Thioglycollate-elicited mouse peritoneal macrophages are less efficient than resident macrophages in antibody-dependent cell-mediated cytolysis.

Peritoneal macrophages (M phi) obtained after i.p. injection of Brewer thioglycollate medium (TG) were substantially less efficient than resident (R) M phi in an assay of antibody-dependent cell-mediated cytolysis (ADCC) in which 51Cr-labeled sheep erythrocytes were used as target cells. The TG-M phi did not display any generalized functional defects, and indeed were "activated" relative to R-M phi by several morphologic, biochemical, and functional criteria. The ADCC deficiency was observed with TG-M phi from four strains of mice, and was not altered by the use of different types of target cells or different sensitizing IgG antibodies. Treatments that significantly enhanced R-M phi ADCC activity, either inhibition of phagocytosis by tosyl lysine chloromethyl ketone or stimulation of M phi enzyme secretion and O2- production, resulted in only a modest enhancement of TG-M phi ADCC. The effect of i.p.
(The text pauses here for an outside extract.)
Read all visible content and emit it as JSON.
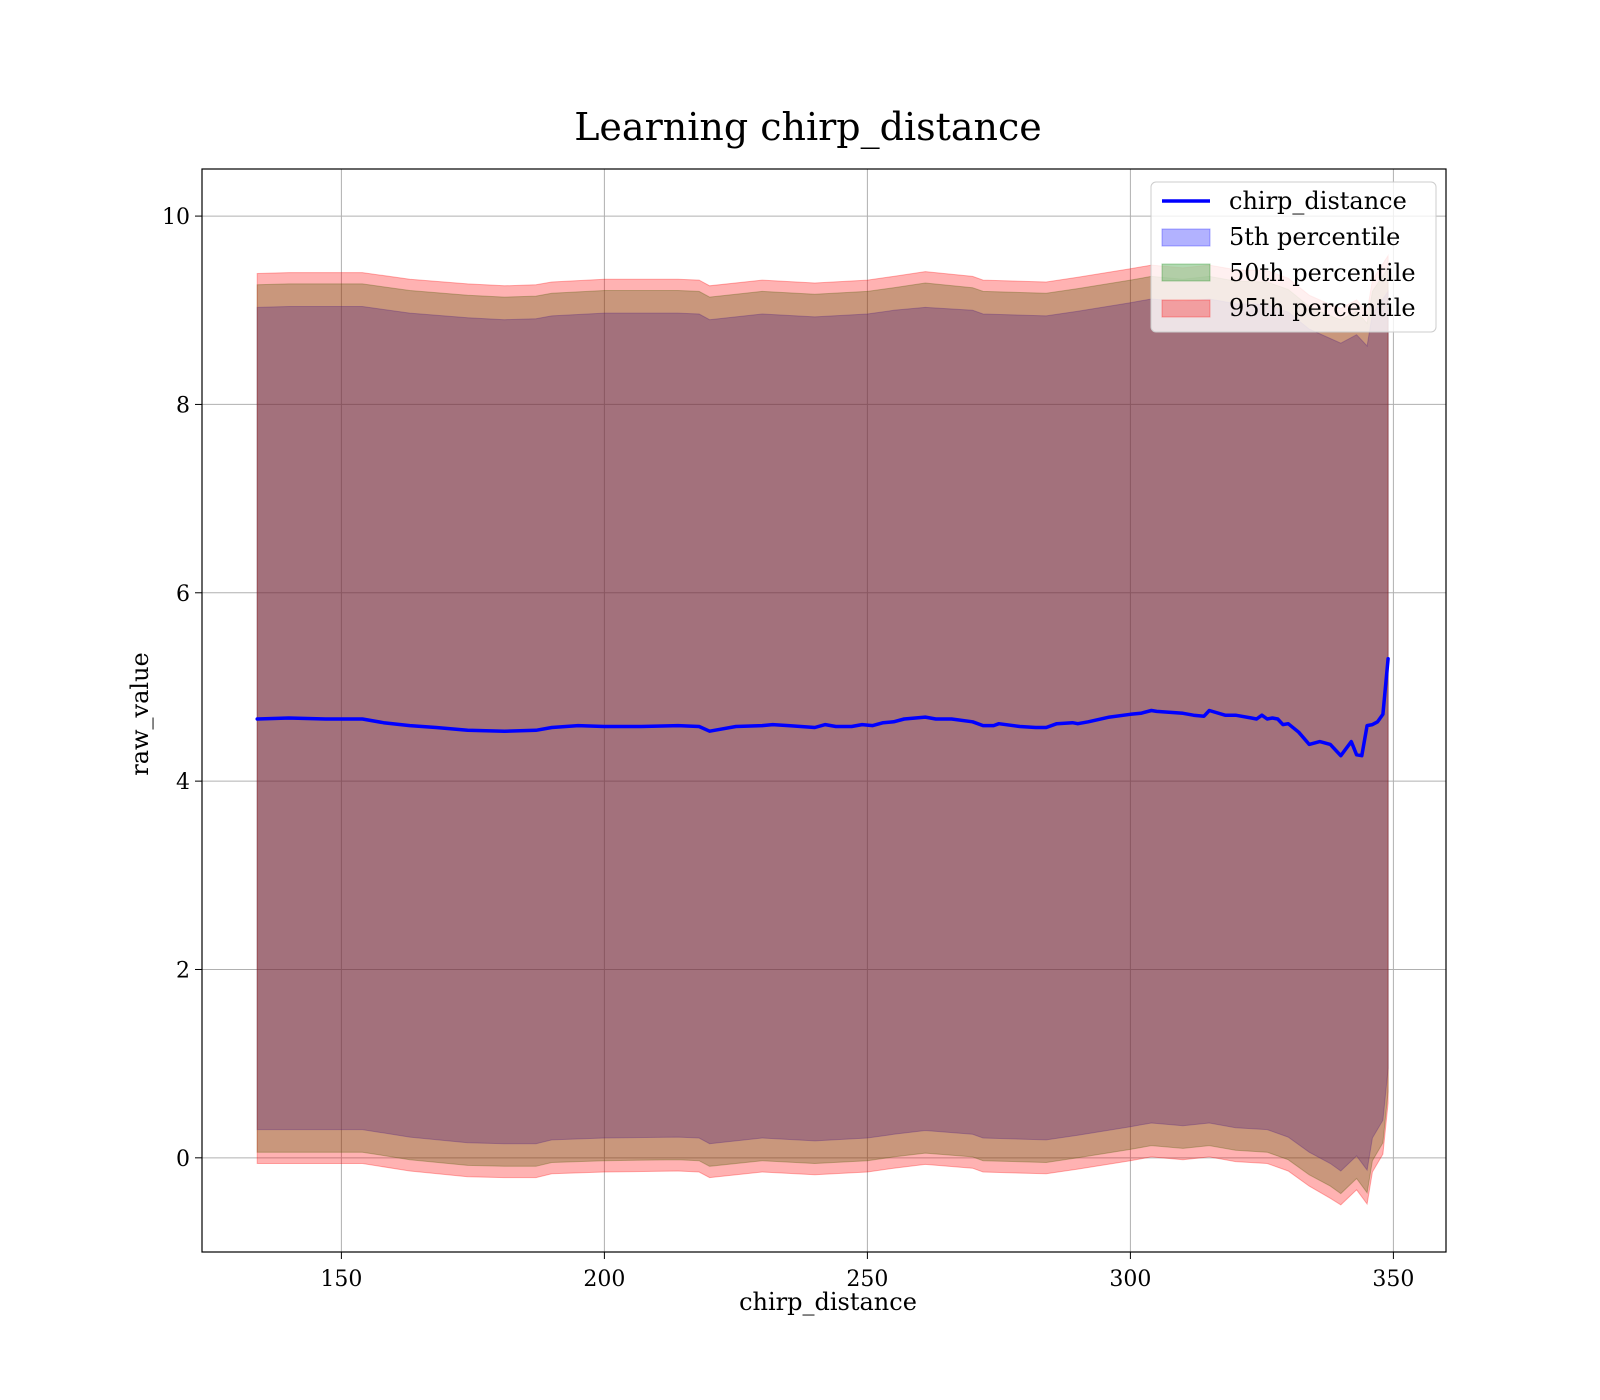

TG injection on M phi ADCC activity was not mimicked by in vitro exposure of R-M phi to TG. In vivo experiments demonstrated that agar, a component of TG, was sufficient to elicit M phi that resembled TG-M phi morphologically and functionally. We discuss the possibility that the ADCC deficiency of TG-M phi may be a characteristic of cells involved in the subsidence of an acute inflammatory response.